True Ventures leads $3M Series Seed in Fragments — A Low Volatility Cryptocurrency

Evan Kuo
Evan Kuo
Mar 19, 2018 · 2 min read

San Francisco, CA. — Low volatility cryptocurrency platform Fragments announced today it has raised $3M in its Series Seed funding round led by True Ventures and includes Pantera Capital, Brian Armstrong, and Founder Collective. The Fragments protocol seeks to create “splitting currencies” capable of functioning as both near and long term stores of value.

Founded by Evan Kuo and Brandon Iles, the former CEO of Pythagoras and Google Search engineer, respectively, the two recognized a substantial need for diversification in the market. Currently, major cryptocurrencies are highly correlated, moving up and down together in price, which leaves very few actionable strategies for buy and hold investors.

Consequently, dips in price result in investors feeling locked in for indefinite periods of time, leading to a frustration over not having any control over when they can responsibly withdraw. “I believe this frustration will continue pushing the market to explore new assets, seeking optionality rather than consolidation, until sufficiently diverse assets emerge to ease the frustration of having to constantly time the market,” says Kuo. “One key attribute of Fragments is that they will move in a manner uncorrelated with major coins.”

Fragments was designed with the intent to converge on the characteristics of Nash’s Ideal Money, a theoretical solution to the conflict between short-term and long-term objectives when creating a world reserve currency. Their ultimate mission is to produce a fair and stable money for the world.

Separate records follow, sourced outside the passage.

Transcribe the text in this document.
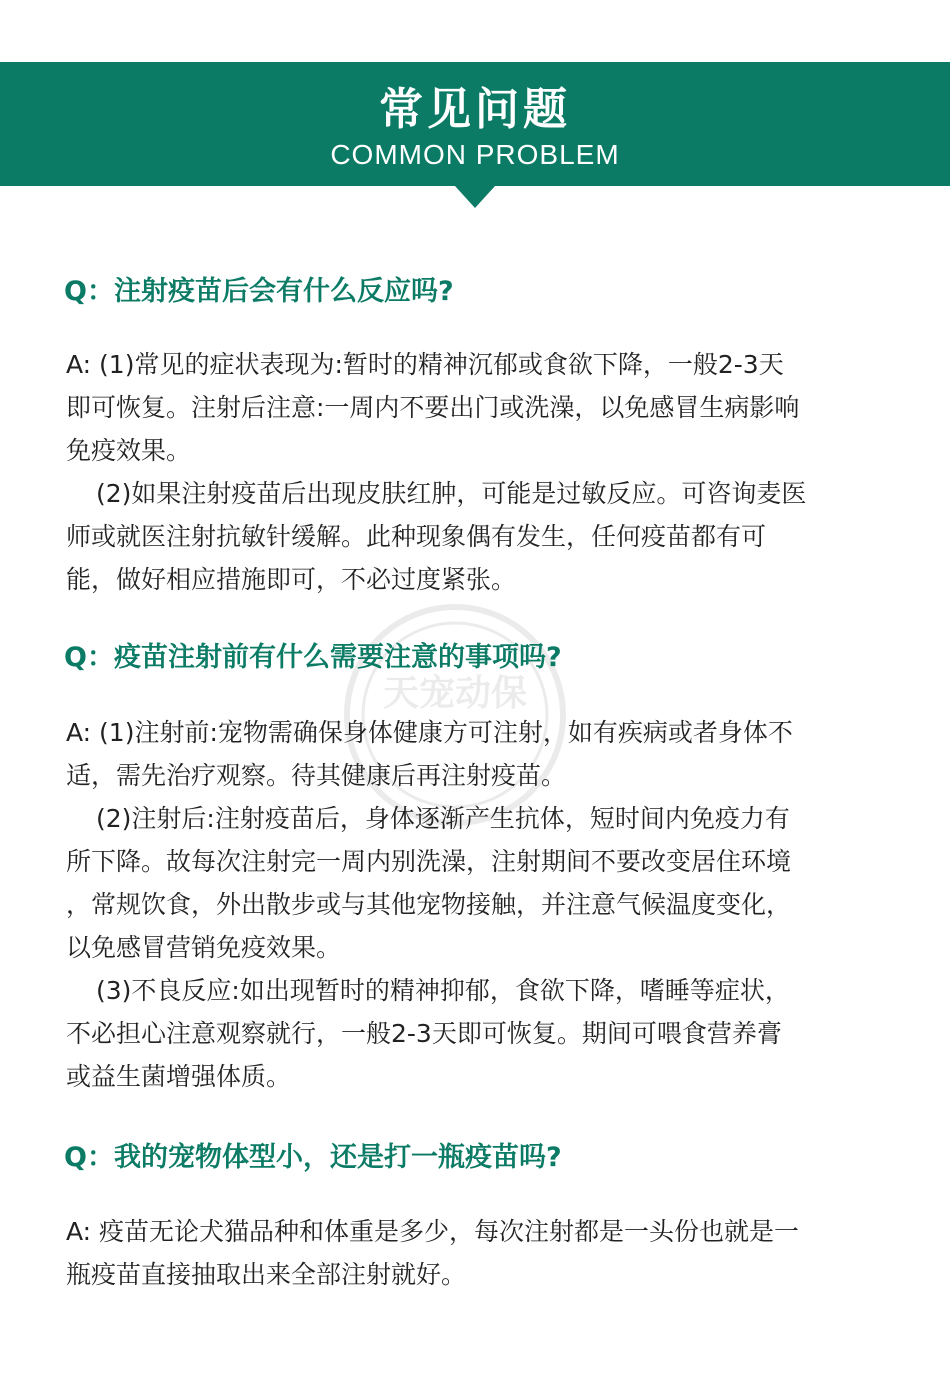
常见问题
COMMON PROBLEM
天宠动保
Q：注射疫苗后会有什么反应吗?

A: (1)常见的症状表现为:暂时的精神沉郁或食欲下降，一般2-3天
即可恢复。注射后注意:一周内不要出门或洗澡，以免感冒生病影响
免疫效果。

(2)如果注射疫苗后出现皮肤红肿，可能是过敏反应。可咨询麦医
师或就医注射抗敏针缓解。此种现象偶有发生，任何疫苗都有可
能，做好相应措施即可，不必过度紧张。

Q：疫苗注射前有什么需要注意的事项吗?

A: (1)注射前:宠物需确保身体健康方可注射，如有疾病或者身体不
适，需先治疗观察。待其健康后再注射疫苗。

(2)注射后:注射疫苗后，身体逐渐产生抗体，短时间内免疫力有
所下降。故每次注射完一周内别洗澡，注射期间不要改变居住环境
，常规饮食，外出散步或与其他宠物接触，并注意气候温度变化，
以免感冒营销免疫效果。

(3)不良反应:如出现暂时的精神抑郁，食欲下降，嗜睡等症状，
不必担心注意观察就行，一般2-3天即可恢复。期间可喂食营养膏
或益生菌增强体质。

Q：我的宠物体型小，还是打一瓶疫苗吗?

A: 疫苗无论犬猫品种和体重是多少，每次注射都是一头份也就是一
瓶疫苗直接抽取出来全部注射就好。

To stabilize price, the protocol uses an algorithmic monetary supply policy and dynamic reserve to increase and decrease money supply in response to demand. When the protocol needs to increase supply, it capitalizes a reserve and then splits — proportionally distributing tokens to wallets. When the protocol needs to decrease supply, the reserve automatically purchases tokens and removes them from supply in exchange for bonds, which are first in line to recapitalize the reserve under expansion.

“If we succeed in our mission,” says Kuo, “inflation will no longer be used as a bad word.”